The Russian economic crisis, fuelled by tensions from the war in Ukraine, threatens more than 40,000 jobs in Switzerland and 2.5 million jobs across Europe, according to a study conducted for three Swiss newspapers and journals from three other countries.


The findings, published on Friday by the Tribune de Genève, 24heures and Tages Anzeiger, are from a study conducted by the Austrian Institute of Economic Research (WIFO).

It concludes that hundreds of thousands of jobs are in jeopardy and around €100 billion in economic development is at risk.

"Our hypothesis, from last autumn, of a worsening decline in exports has become a reality,” said Oliver Fritz, one of the authors of the study, the Tribune de Genève reported.

More repercussions are foreseen from the unanimous decision by EU ambassadors on Wednesday to prolong sanctions against Russia for another six months until the end of January 2016.

The EU’s council of foreign ministers is expected to ratify this decision on Monday in response to Russia’s involvement in Ukraine following the overthrow of its pro-Russian president in January 2014.

Switzerland, which is not a member of the EU, has partially followed the sanctions.

WIFO says if the sanctions are continued for the next few years, Germany would lose 465,000 jobs, Italy 215,000 jobs, Spain 160,000 jobs and France 145,000 jobs, the Tribune de Genève reported.

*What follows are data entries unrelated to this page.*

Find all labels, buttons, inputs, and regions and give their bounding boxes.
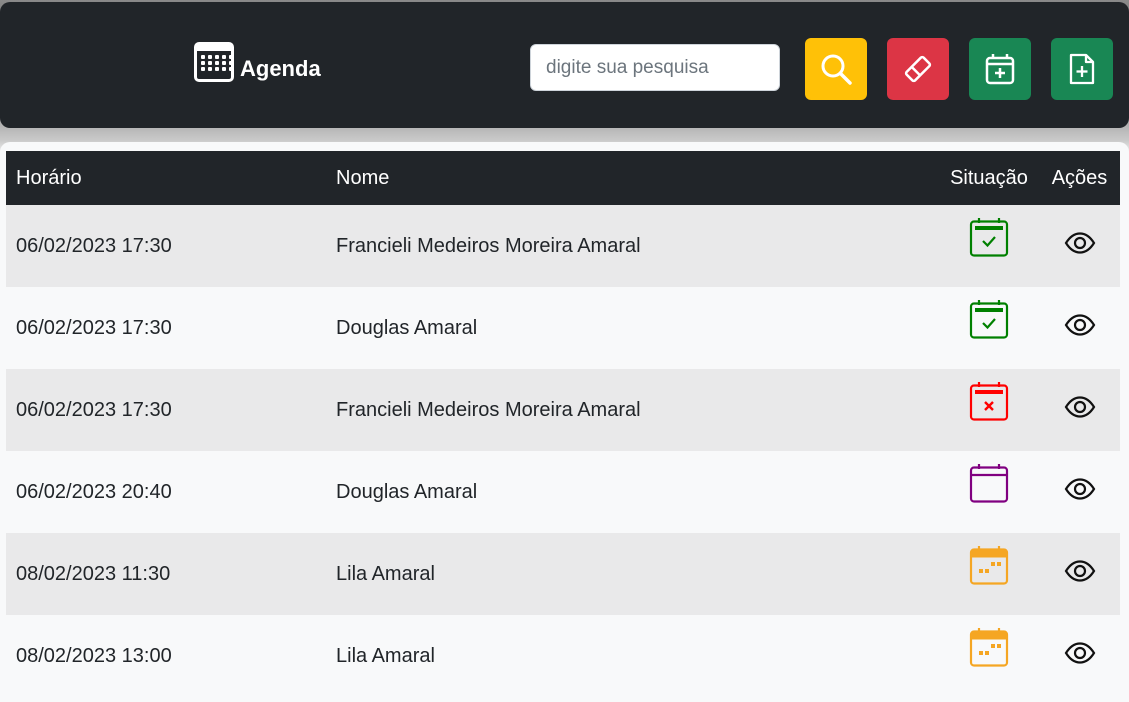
cell-situacao: [939, 287, 1039, 369]
cell-acoes: [1039, 533, 1120, 615]
cell-situacao: [939, 533, 1039, 615]
table-row: 06/02/2023 17:30 Francieli Medeiros Morei…: [6, 205, 1120, 287]
table-row: 06/02/2023 20:40 Douglas Amaral: [6, 451, 1120, 533]
calendar-grid-icon: [194, 42, 234, 82]
column-situacao: Situação: [950, 166, 1028, 189]
eye-icon[interactable]: [1064, 232, 1096, 260]
eye-icon[interactable]: [1064, 396, 1096, 424]
column-horario: Horário: [16, 166, 82, 189]
search-icon: [821, 54, 852, 85]
search-input[interactable]: [530, 44, 780, 91]
brand-title: Agenda: [240, 56, 321, 81]
cell-horario: 06/02/2023 17:30: [16, 398, 172, 421]
cell-nome: Lila Amaral: [336, 562, 435, 585]
cell-horario: 06/02/2023 17:30: [16, 316, 172, 339]
eye-icon[interactable]: [1064, 560, 1096, 588]
table-row: 08/02/2023 11:30 Lila Amaral: [6, 533, 1120, 615]
cell-nome: Douglas Amaral: [336, 480, 478, 503]
cell-horario: 08/02/2023 13:00: [16, 644, 172, 667]
calendar-check-icon: [969, 218, 1009, 264]
cell-acoes: [1039, 615, 1120, 697]
cell-nome: Lila Amaral: [336, 644, 435, 667]
column-nome: Nome: [336, 166, 390, 189]
cell-nome: Francieli Medeiros Moreira Amaral: [336, 398, 641, 421]
brand[interactable]: Agenda: [194, 42, 321, 82]
table-row: 06/02/2023 17:30 Douglas Amaral: [6, 287, 1120, 369]
cell-acoes: [1039, 205, 1120, 287]
new-appointment-button[interactable]: [969, 38, 1031, 100]
cell-acoes: [1039, 287, 1120, 369]
top-navbar: Agenda: [0, 2, 1129, 128]
file-plus-icon: [1069, 53, 1095, 85]
table-body: 06/02/2023 17:30 Francieli Medeiros Morei…: [6, 205, 1120, 697]
clear-button[interactable]: [887, 38, 949, 100]
search-button[interactable]: [805, 38, 867, 100]
eye-icon[interactable]: [1064, 314, 1096, 342]
eye-icon[interactable]: [1064, 478, 1096, 506]
cell-acoes: [1039, 451, 1120, 533]
column-acoes: Ações: [1051, 166, 1108, 189]
cell-horario: 06/02/2023 20:40: [16, 480, 172, 503]
table-row: 06/02/2023 17:30 Francieli Medeiros Morei…: [6, 369, 1120, 451]
cell-situacao: [939, 205, 1039, 287]
appointments-panel: Horário Nome Situação Ações 06/02/2023 1…: [0, 142, 1129, 702]
table-header: Horário Nome Situação Ações: [6, 151, 1120, 205]
cell-nome: Douglas Amaral: [336, 316, 478, 339]
new-record-button[interactable]: [1051, 38, 1113, 100]
cell-situacao: [939, 369, 1039, 451]
eye-icon[interactable]: [1064, 642, 1096, 670]
cell-acoes: [1039, 369, 1120, 451]
calendar-empty-icon: [969, 464, 1009, 510]
cell-horario: 06/02/2023 17:30: [16, 234, 172, 257]
cell-situacao: [939, 451, 1039, 533]
calendar-dots-icon: [969, 546, 1009, 592]
calendar-dots-icon: [969, 628, 1009, 674]
table-row: 08/02/2023 13:00 Lila Amaral: [6, 615, 1120, 697]
calendar-check-icon: [969, 300, 1009, 346]
cell-horario: 08/02/2023 11:30: [16, 562, 171, 585]
calendar-x-icon: [969, 382, 1009, 428]
eraser-icon: [904, 55, 932, 83]
calendar-plus-icon: [985, 54, 1015, 85]
cell-nome: Francieli Medeiros Moreira Amaral: [336, 234, 641, 257]
cell-situacao: [939, 615, 1039, 697]
appointments-table: Horário Nome Situação Ações 06/02/2023 1…: [6, 151, 1120, 697]
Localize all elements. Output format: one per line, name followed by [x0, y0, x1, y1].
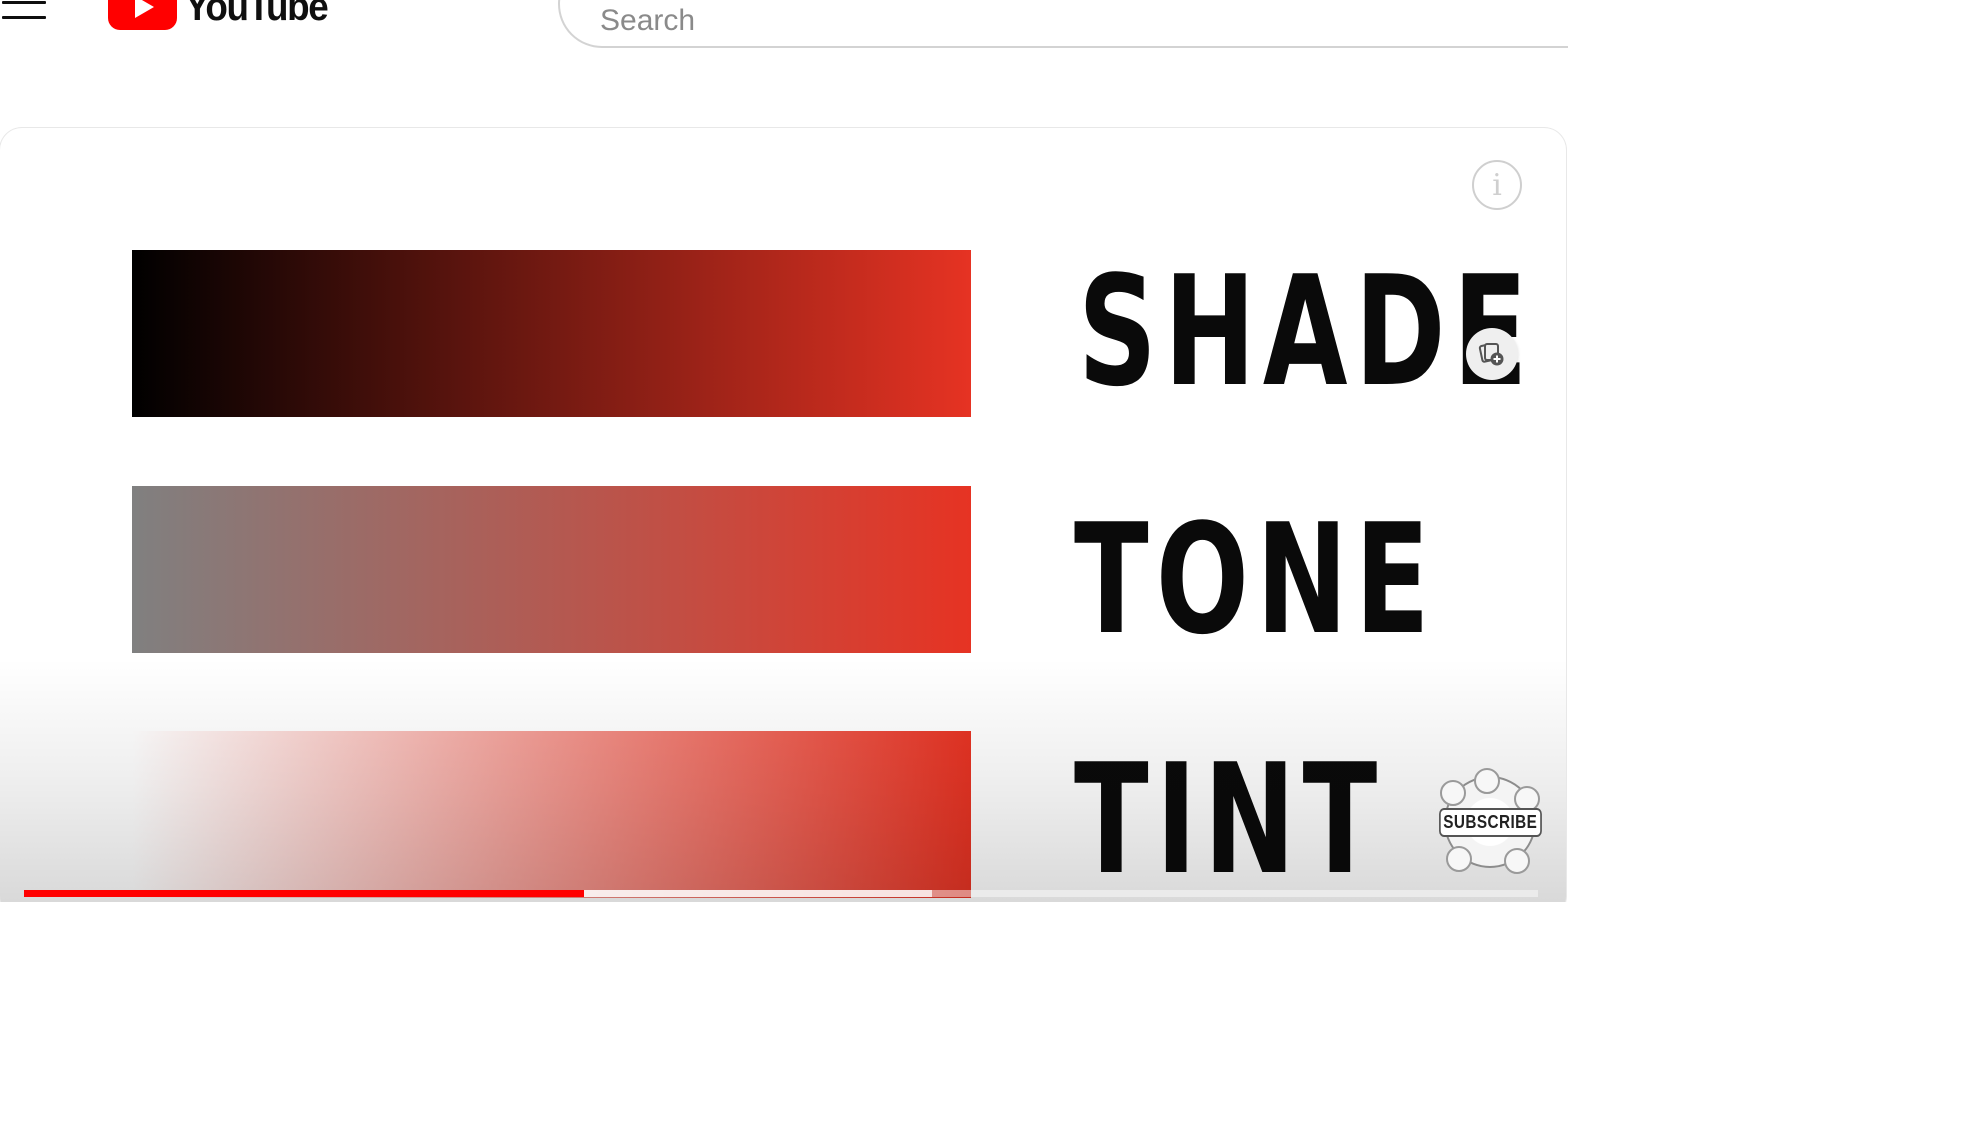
- flower-decoration-icon: [1446, 846, 1472, 872]
- save-to-playlist-button[interactable]: [1466, 328, 1518, 380]
- flower-decoration-icon: [1440, 780, 1466, 806]
- subscribe-badge-label: SUBSCRIBE: [1438, 807, 1542, 837]
- subscribe-watermark-button[interactable]: SUBSCRIBE: [1438, 768, 1542, 874]
- tone-gradient-bar: [132, 486, 971, 653]
- shade-label: SHADE: [1078, 243, 1535, 420]
- save-to-playlist-icon: [1478, 343, 1504, 366]
- shade-gradient-bar: [132, 250, 971, 417]
- flower-decoration-icon: [1504, 848, 1530, 874]
- progress-played: [24, 890, 585, 897]
- tone-label: TONE: [1074, 491, 1437, 668]
- video-player[interactable]: SHADE TONE TINT i SUBSCRIBE: [0, 128, 1566, 902]
- youtube-play-logo-icon: [108, 0, 177, 30]
- tint-gradient-bar: [132, 731, 971, 898]
- tint-label: TINT: [1074, 731, 1385, 902]
- info-icon[interactable]: i: [1472, 160, 1522, 210]
- flower-decoration-icon: [1474, 768, 1500, 794]
- logo-text: YouTube: [185, 0, 329, 29]
- youtube-watch-page: YouTube SHADE TONE TINT i: [0, 0, 1568, 902]
- youtube-logo[interactable]: YouTube: [108, 0, 340, 30]
- search-box[interactable]: [558, 0, 1568, 48]
- hamburger-menu-icon[interactable]: [2, 0, 46, 22]
- search-input[interactable]: [598, 0, 1502, 42]
- video-progress-bar[interactable]: [24, 890, 1538, 897]
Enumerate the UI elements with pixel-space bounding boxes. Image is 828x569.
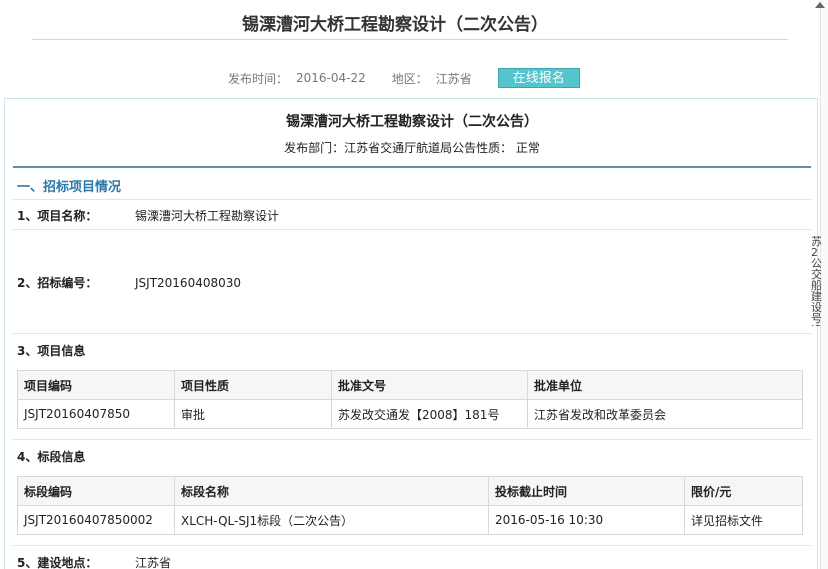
table-cell: 审批 xyxy=(174,399,332,429)
page-title: 锡溧漕河大桥工程勘察设计（二次公告） xyxy=(242,15,548,35)
row-divider xyxy=(13,229,811,230)
notice-content: 锡溧漕河大桥工程勘察设计（二次公告） 发布部门：江苏省交通厅航道局公告性质： 正… xyxy=(4,98,818,569)
table-cell: 详见招标文件 xyxy=(684,505,803,535)
region-label: 地区： xyxy=(391,71,428,86)
tender-number-label: 2、招标编号： xyxy=(17,276,98,290)
dept-line: 发布部门：江苏省交通厅航道局公告性质： 正常 xyxy=(284,141,540,155)
heading-divider xyxy=(13,199,811,200)
table-row: JSJT20160407850 审批 苏发改交通发【2008】181号 江苏省发… xyxy=(17,399,803,429)
section-heading: 一、招标项目情况 xyxy=(17,180,122,195)
section-info-label: 4、标段信息 xyxy=(17,450,86,464)
table-cell: 江苏省发改和改革委员会 xyxy=(527,399,803,429)
project-info-label: 3、项目信息 xyxy=(17,344,86,358)
table-header-cell: 限价/元 xyxy=(684,476,803,506)
publish-time: 2016-04-22 xyxy=(296,71,366,85)
table-header-cell: 项目编码 xyxy=(17,370,175,400)
table-cell: JSJT20160407850002 xyxy=(17,505,175,535)
publish-time-label: 发布时间： xyxy=(228,71,289,86)
publish-meta: 发布时间： 2016-04-22 地区： 江苏省 在线报名 xyxy=(228,68,580,88)
title-divider xyxy=(32,39,788,40)
build-location-label: 5、建设地点： xyxy=(17,556,98,569)
project-name-label: 1、项目名称： xyxy=(17,209,98,223)
section-info-row: 4、标段信息 xyxy=(17,448,135,465)
online-signup-button[interactable]: 在线报名 xyxy=(497,68,580,88)
project-name-row: 1、项目名称： 锡溧漕河大桥工程勘察设计 xyxy=(17,207,279,224)
notice-title: 锡溧漕河大桥工程勘察设计（二次公告） xyxy=(286,114,538,130)
row-divider xyxy=(13,545,811,546)
table-header-cell: 投标截止时间 xyxy=(488,476,685,506)
table-header-cell: 项目性质 xyxy=(174,370,332,400)
table-cell: JSJT20160407850 xyxy=(17,399,175,429)
section-info-table: 标段编码 标段名称 投标截止时间 限价/元 JSJT20160407850002… xyxy=(17,476,803,535)
row-divider xyxy=(13,439,811,440)
tender-number-value: JSJT20160408030 xyxy=(135,276,242,290)
table-header-cell: 标段名称 xyxy=(174,476,489,506)
side-floating-text: 苏2公交船建设号JS xyxy=(811,236,822,326)
notice-divider xyxy=(13,166,811,168)
table-header-row: 项目编码 项目性质 批准文号 批准单位 xyxy=(17,370,803,400)
table-cell: XLCH-QL-SJ1标段（二次公告） xyxy=(174,505,489,535)
project-name-value: 锡溧漕河大桥工程勘察设计 xyxy=(135,209,280,223)
build-location-row: 5、建设地点： 江苏省 xyxy=(17,554,171,569)
scroll-up-arrow-icon[interactable] xyxy=(815,2,825,8)
row-divider xyxy=(13,333,811,334)
table-header-cell: 标段编码 xyxy=(17,476,175,506)
build-location-value: 江苏省 xyxy=(135,556,172,569)
table-cell: 苏发改交通发【2008】181号 xyxy=(331,399,528,429)
region-value: 江苏省 xyxy=(435,71,472,86)
table-row: JSJT20160407850002 XLCH-QL-SJ1标段（二次公告） 2… xyxy=(17,505,803,535)
table-header-cell: 批准文号 xyxy=(331,370,528,400)
project-info-row: 3、项目信息 xyxy=(17,342,135,359)
table-header-row: 标段编码 标段名称 投标截止时间 限价/元 xyxy=(17,476,803,506)
table-cell: 2016-05-16 10:30 xyxy=(488,505,685,535)
tender-number-row: 2、招标编号： JSJT20160408030 xyxy=(17,274,241,291)
table-header-cell: 批准单位 xyxy=(527,370,803,400)
project-info-table: 项目编码 项目性质 批准文号 批准单位 JSJT20160407850 审批 苏… xyxy=(17,370,803,429)
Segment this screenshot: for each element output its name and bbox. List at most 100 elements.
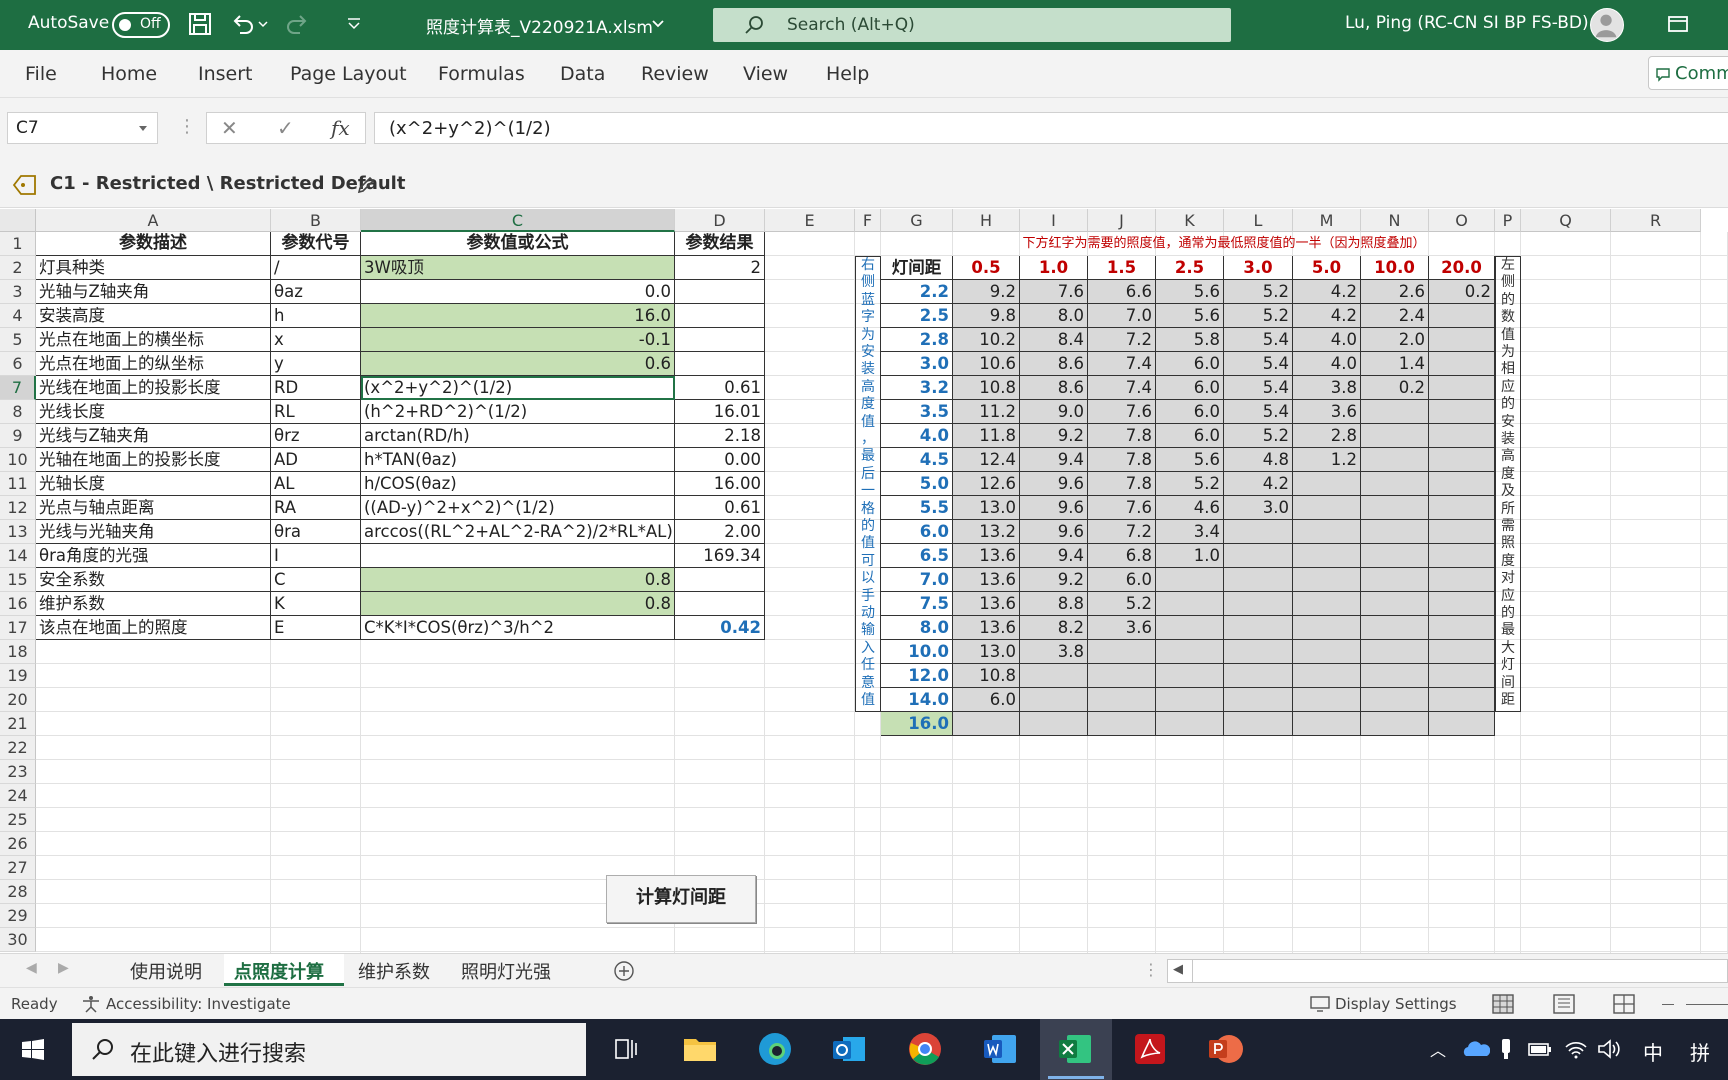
mount-height-cell[interactable]: 2.5 [881,304,953,328]
tab-formulas[interactable]: Formulas [438,63,525,85]
insert-function-icon[interactable]: fx [331,116,350,140]
spacing-corner-label[interactable]: 灯间距 [881,256,953,280]
spacing-value-cell[interactable]: 13.6 [953,544,1020,568]
param-result-cell[interactable]: 2 [675,256,765,280]
edit-pencil-icon[interactable] [356,175,376,195]
spacing-value-cell[interactable]: 9.8 [953,304,1020,328]
spacing-value-cell[interactable] [1293,640,1361,664]
tab-home[interactable]: Home [101,63,157,85]
spacing-value-cell[interactable] [953,712,1020,736]
scroll-left-icon[interactable]: ◀ [26,960,37,976]
spacing-value-cell[interactable] [1156,640,1224,664]
lux-header[interactable]: 2.5 [1156,256,1224,280]
spacing-value-cell[interactable]: 7.2 [1088,328,1156,352]
spacing-value-cell[interactable] [1293,520,1361,544]
param-description-cell[interactable]: 光线长度 [36,400,271,424]
spacing-value-cell[interactable]: 5.6 [1156,304,1224,328]
cancel-icon[interactable]: ✕ [221,116,238,140]
spacing-value-cell[interactable]: 1.2 [1293,448,1361,472]
spacing-value-cell[interactable] [1293,496,1361,520]
mount-height-cell[interactable]: 6.5 [881,544,953,568]
spacing-value-cell[interactable]: 13.0 [953,640,1020,664]
param-result-cell[interactable] [675,568,765,592]
column-header-f[interactable]: F [855,209,881,232]
param-code-cell[interactable]: RL [271,400,361,424]
spacing-value-cell[interactable] [1361,688,1429,712]
mount-height-cell[interactable]: 2.2 [881,280,953,304]
formula-input[interactable]: (x^2+y^2)^(1/2) [374,112,1728,144]
tray-chevron-up-icon[interactable]: ︿ [1430,1037,1446,1061]
param-description-cell[interactable]: 光线在地面上的投影长度 [36,376,271,400]
param-result-cell[interactable]: 0.61 [675,376,765,400]
spacing-value-cell[interactable]: 4.2 [1293,304,1361,328]
column-header-l[interactable]: L [1224,209,1293,232]
spacing-value-cell[interactable] [1429,592,1495,616]
outlook-icon[interactable] [829,1029,869,1069]
spacing-value-cell[interactable] [1156,664,1224,688]
display-settings-icon[interactable] [1310,996,1330,1012]
customize-toolbar-icon[interactable] [345,11,363,37]
row-header-1[interactable]: 1 [0,232,36,256]
header-param-desc[interactable]: 参数描述 [36,232,271,256]
spacing-value-cell[interactable]: 7.6 [1088,496,1156,520]
spacing-value-cell[interactable]: 4.0 [1293,328,1361,352]
param-code-cell[interactable]: AL [271,472,361,496]
spacing-value-cell[interactable]: 2.6 [1361,280,1429,304]
mount-height-cell[interactable]: 5.5 [881,496,953,520]
spacing-value-cell[interactable]: 6.0 [953,688,1020,712]
row-header-7[interactable]: 7 [0,376,36,400]
param-description-cell[interactable]: 光轴在地面上的投影长度 [36,448,271,472]
task-view-icon[interactable] [606,1029,646,1069]
mount-height-cell[interactable]: 10.0 [881,640,953,664]
spacing-value-cell[interactable] [1293,616,1361,640]
spacing-value-cell[interactable]: 7.2 [1088,520,1156,544]
spacing-value-cell[interactable] [1293,568,1361,592]
spacing-value-cell[interactable] [1361,424,1429,448]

The institute calculates that the UK would shed 110,000 jobs.

In Switzerland, a further loss of 5,000 jobs in the tourism sector is expected, on top of 40,000 other jobs.

WIFO links the jobs losses to reductions in exports to Russia.

Tit-for-tat retaliations by Russia are another part of the explanation for the negative economic impact.

For example, an order for trains from Swiss company Stadler for rail links between Moscow and its airports is said to be “in difficulty”, the Tribune said.

Switzerland has decided not to send a representative to the Saint Petersburg International Investment Forum, which is opening today, the newspaper said.

Moscow has reacted by making it known that no Russians will be attending the World Economic Forum in Davos next year.

In August last year, Russia banned the importation of food and raw materials from EU countries, although Switzerland was exempted from this.

Military contracts are also unaffected.

Russia’s ability to pay for imports, meanwhile, is being hurt by a drop in the world price of oil.

Swiss watchmakers expect sales to Russia this year to drop 30 percent for 78 million francs from 111.5 million in 2014.

Trading companies based in the Lake Geneva region could suffer if global trade with Russia is impacted, the Tribune de Genève said.

Meanwhile, the newspaper questions the effectiveness of economic sanctions against Russia, noting that they are either not applied or they end up hurting the economies of European countries.

“The result of sanctions (against Russia) is catastrophic,” it said.

The WIFO study was commissioned by newspapers in the Leading European Newspaper Alliance (LENA).

Apart from the Swiss papers, Le Figaro in France, El Pais in Spain and Die Welt in Germany were involved in reporting the findings.